Luck, hailed in conservative circles as a judge modeled after the late Supreme Court Justice Antonin Scalia, also received a warm bipartisan welcome on Wednesday.

He faced questions about his time serving in the Florida Third District of Appeals. During his tenure there, Luck dissented in a medical malpractice case involving a doctor sued by a woman who claimed the doctor waited two years to inform her that she had breast cancer.

A jury ruled against the doctor but he was eventually granted a new trial after it was determined the trial judge incorrectly told jurors that the lawsuit was barred by the statute of limitations.

Luck dissented, saying the jury was not affected by that mistake.

“It was the equivalent of plain error. The other side did not object to any instructions that ultimately led to reversal… the jury found no negligence and never reached statute of limitation issue. When the jury found the doctor didn’t act negligently, all that I did was affirm the Seventh Amendment right that plaintiff had to a jury trial and the jury finding against this plaintiff based on evidence,” he said.

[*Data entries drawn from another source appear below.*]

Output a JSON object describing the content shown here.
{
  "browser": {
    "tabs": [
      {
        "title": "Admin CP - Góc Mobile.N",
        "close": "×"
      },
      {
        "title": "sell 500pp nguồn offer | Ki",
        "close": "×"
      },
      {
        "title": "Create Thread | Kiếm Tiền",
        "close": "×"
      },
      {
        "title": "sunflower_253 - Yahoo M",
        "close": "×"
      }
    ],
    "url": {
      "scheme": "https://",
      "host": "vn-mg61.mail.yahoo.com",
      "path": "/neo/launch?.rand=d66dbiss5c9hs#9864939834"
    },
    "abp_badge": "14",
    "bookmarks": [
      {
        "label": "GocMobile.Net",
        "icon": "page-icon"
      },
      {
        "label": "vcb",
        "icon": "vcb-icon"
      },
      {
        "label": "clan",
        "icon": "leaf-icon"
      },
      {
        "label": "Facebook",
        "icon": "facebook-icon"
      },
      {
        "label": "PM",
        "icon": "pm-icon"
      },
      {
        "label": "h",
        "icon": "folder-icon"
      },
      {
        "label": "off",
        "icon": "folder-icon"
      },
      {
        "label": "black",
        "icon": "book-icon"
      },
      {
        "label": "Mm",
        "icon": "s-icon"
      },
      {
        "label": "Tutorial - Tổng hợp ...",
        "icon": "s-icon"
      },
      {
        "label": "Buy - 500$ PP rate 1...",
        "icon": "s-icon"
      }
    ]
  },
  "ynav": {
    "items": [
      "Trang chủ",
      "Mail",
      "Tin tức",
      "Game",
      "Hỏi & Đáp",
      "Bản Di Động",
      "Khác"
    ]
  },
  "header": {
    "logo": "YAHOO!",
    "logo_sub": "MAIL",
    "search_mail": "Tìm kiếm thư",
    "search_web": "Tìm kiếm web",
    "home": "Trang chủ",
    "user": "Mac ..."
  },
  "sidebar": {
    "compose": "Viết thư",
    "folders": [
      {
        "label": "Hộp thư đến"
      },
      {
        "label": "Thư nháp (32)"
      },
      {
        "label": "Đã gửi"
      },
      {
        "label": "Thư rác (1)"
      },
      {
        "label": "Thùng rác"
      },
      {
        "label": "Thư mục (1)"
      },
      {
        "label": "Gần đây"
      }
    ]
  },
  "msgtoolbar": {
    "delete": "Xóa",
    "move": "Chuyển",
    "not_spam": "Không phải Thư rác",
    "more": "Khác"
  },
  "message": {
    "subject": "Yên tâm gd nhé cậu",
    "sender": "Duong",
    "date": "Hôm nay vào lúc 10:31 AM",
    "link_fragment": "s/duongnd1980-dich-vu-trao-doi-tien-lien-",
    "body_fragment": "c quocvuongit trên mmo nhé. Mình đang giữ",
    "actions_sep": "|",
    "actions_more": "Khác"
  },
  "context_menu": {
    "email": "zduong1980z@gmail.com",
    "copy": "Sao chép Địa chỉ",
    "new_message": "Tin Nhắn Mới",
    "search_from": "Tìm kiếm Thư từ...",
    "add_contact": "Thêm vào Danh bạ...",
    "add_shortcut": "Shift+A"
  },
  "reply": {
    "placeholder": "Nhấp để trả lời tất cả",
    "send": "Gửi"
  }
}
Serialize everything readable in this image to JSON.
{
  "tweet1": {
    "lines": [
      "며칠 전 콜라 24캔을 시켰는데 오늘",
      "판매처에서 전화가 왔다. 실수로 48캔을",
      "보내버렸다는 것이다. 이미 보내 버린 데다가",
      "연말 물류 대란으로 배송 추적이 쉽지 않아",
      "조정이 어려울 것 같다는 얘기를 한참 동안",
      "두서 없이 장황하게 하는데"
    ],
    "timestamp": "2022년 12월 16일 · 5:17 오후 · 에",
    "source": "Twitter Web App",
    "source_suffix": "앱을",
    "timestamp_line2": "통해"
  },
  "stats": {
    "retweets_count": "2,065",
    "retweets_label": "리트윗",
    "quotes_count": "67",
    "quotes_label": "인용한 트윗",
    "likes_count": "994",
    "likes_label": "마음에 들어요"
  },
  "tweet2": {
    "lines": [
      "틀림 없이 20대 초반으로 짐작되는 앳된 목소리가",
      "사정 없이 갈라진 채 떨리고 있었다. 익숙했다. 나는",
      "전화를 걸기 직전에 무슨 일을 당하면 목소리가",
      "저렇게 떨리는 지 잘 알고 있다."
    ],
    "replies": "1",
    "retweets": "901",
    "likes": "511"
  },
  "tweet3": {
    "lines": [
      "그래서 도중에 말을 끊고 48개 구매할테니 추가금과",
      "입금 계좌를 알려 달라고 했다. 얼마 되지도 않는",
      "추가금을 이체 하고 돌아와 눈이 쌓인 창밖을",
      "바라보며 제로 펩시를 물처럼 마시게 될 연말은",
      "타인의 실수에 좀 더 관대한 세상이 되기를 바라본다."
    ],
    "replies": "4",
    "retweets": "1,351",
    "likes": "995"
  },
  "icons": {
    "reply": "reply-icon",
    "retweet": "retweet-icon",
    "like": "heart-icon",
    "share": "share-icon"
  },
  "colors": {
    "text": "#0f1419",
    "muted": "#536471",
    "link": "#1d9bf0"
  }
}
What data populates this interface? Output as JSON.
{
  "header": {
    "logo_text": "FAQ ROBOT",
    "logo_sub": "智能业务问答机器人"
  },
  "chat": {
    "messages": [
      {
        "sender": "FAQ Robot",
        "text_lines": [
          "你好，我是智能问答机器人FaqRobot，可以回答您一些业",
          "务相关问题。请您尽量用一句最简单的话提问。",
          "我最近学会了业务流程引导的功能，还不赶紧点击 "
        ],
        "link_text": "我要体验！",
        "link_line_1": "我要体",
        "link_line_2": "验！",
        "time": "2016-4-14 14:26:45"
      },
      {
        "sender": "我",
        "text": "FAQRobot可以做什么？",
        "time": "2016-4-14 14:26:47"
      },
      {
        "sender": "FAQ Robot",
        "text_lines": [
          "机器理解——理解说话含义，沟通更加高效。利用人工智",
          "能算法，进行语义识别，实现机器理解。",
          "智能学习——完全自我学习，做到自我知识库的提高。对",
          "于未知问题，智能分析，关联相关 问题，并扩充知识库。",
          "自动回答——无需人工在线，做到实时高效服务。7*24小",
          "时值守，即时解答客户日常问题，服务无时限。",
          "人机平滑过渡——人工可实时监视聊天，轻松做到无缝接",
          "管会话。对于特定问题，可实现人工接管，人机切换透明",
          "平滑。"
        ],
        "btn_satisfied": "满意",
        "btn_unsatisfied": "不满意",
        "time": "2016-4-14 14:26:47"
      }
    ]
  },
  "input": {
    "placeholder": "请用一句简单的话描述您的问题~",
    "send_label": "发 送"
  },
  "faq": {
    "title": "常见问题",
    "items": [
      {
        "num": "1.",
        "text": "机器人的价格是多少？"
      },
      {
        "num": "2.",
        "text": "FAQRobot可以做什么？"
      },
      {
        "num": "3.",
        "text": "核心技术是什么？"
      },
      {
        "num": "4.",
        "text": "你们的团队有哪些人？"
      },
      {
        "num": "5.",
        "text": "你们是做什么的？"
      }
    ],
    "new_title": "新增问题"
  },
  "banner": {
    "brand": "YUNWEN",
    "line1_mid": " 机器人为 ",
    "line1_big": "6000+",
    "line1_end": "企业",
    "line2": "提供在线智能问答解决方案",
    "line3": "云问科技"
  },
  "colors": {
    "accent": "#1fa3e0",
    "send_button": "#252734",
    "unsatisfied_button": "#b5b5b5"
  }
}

John Gallagher, nominated to serve on the United States District Court for the Eastern District of Pennsylvania, received bipartisan support as well. Rated well-qualified by the American Bar Association, Gallagher is a former police officer and has worked in the Bronx County, New York and Monroe County, Pennsylvania district attorney offices. He’s also served as a special prosecutor for the New York Police Department and has served as special counsel to the Philadelphia Police Commissioner.

“Well, if you’ve been a cop in New York, you’ve seen a lot. That’ll make you a good judge,” Senator Graham said.

Sherri Lydon, nominated to serve as a U.S. District Judge for the District of South Carolina, also sailed through her hearing. She was unanimously confirmed by the Senate last year as the U.S. attorney for South Carolina.

In addition, Silvia Carreno-Coll is poised to become the next federal judge in the District of Puerto Rico. Graham commended her work defending police officers and government officials in Puerto Rico during the 1990s. She is also rated well-qualified by the ABA.